Publicado em 28/08/2026, às 16h20



Foi adiado pela segunda o depoimento tenente-coronel Geraldo Leite Rosa Neto acusado de matar a esposa, a policial militar Gisele Alves Santana, com um tiro na cabeça no apartamento onde moravam  no bairro do Brás, região central de São Paulo. A decisão do adiamento foi dada pela 5ª Vara do Júri do Foro Central Criminal.

Segundo o despacho, assinado pela juíza Michelle Porto de Medeiros Cunha Carreiro, ocorreu após a perita responsável pelo caso solicitar mais prazo para complementar um laudo. A defesa havia informado que considerava a juntada do documento necessária para a realização do interrogatório do réu.

A audiência estava prevista para acontecer nesta sexta-feira (28), mas foi remarcada para 8 de setembro. Ela ocorrerá às 10h, no Fórum Criminal da Barra Funda, em São Paulo.

O depoimento presencial do oficial da Polícia Militar (PM) é a última etapa da instrução criminal antes da decisão que definirá se o réu será submetido a júri popular. 

"O interrogatório do acusado foi redesignado a pedido da defesa, que insiste na elaboração de um laudo pericial complementar", disse o advogado José Miguel da Silva Júnior que defende a família de Gisele ao G1.

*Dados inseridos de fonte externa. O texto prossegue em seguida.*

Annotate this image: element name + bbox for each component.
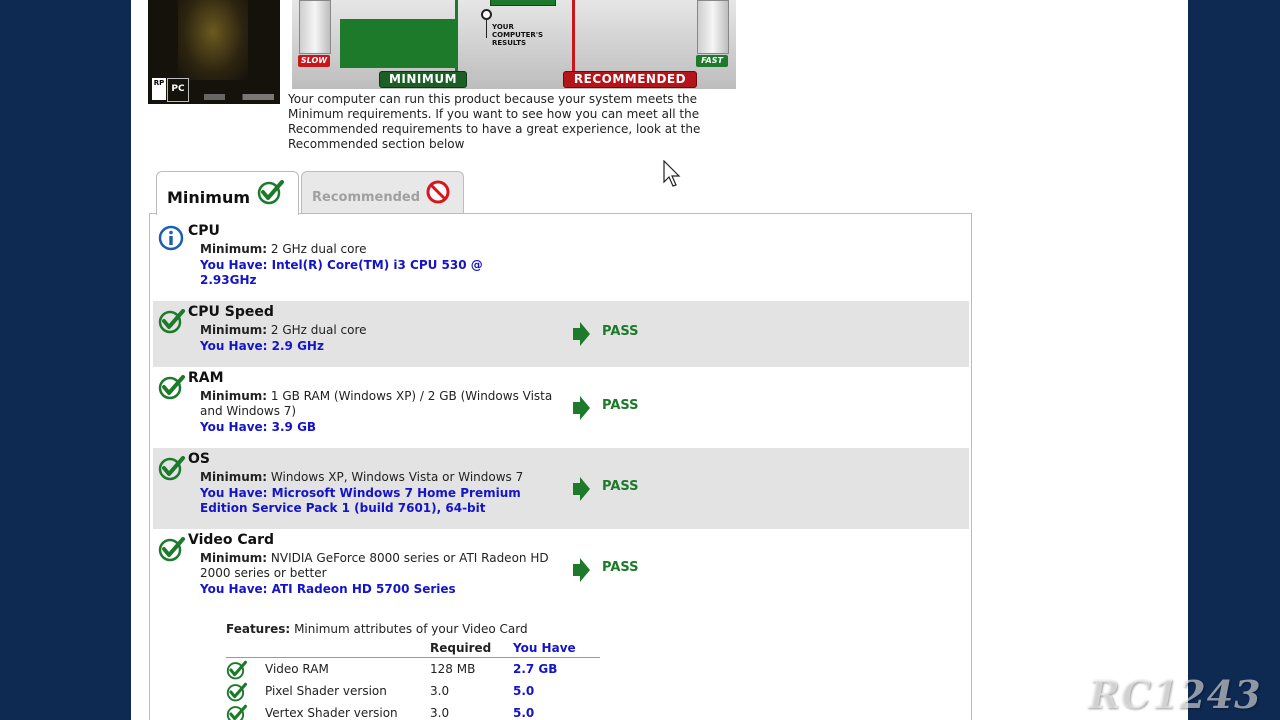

O que diz o advogado do tenente-coronel

Segundo o advogado Eugênio Malavasi, durante a fase de instrução a perita que fez o laudo que incriminou seu cliente não havia esclarecido os questionamentos da defesa. "Ela estava, na minha concepção, com dificuldade de responder porque ela não estava com o material".

"Então houve comum acordo, por parte do Poder Judiciário, de ela [a perita] responder por escrito os quesitos apresentados pelo meu assistente técnico", esclareceu Malavasi.

"E desde então o IC [Instituto de Criminalística] foi de fato intimado para respostas e não apresentou. Então, como ele [Geraldo] vai ser interrogado sem as respostas dos quesitos?", questionou a defesa.

Relembre o caso

Gisele morreu com um tiro na cabeça dentro do apartamento onde vivia com o oficial. Ele foi preso preventivamente e se tornou réu por feminicídio e fraude processual.

Inicialmente, o caso foi tratado como suicídio. No entanto, após análise detalhada da Polícia Civil do Estado de São Paulo, a hipótese foi revista. Perícias técnicas e a reconstituição da cena indicaram inconsistências com a versão apresentada pelo oficial.

O que diz a denúncia

Segundo o Ministério Público de São Paulo (MPSP), o crime ocorreu em 18 de fevereiro de 2026, no apartamento onde o casal morava, no Brás, bairro na região central de São Paulo.

A acusação sustenta que, após uma discussão motivada pela decisão de Gisele de encerrar o casamento, o tenente-coronel efetuou um disparo na cabeça da esposa. O MP afirma ainda que, após o crime, Geraldo tentou simular um suicídio ao colocar a arma na mão da vítima e alterar a cena para induzir a investigação ao erro.

Para o MP, o homicídio foi cometido por conta do sentimento de posse e da recusa do acusado em aceitar o fim do relacionamento. A denúncia também sustenta que Gisele foi surpreendida e não teve possibilidade de defesa no momento do crime.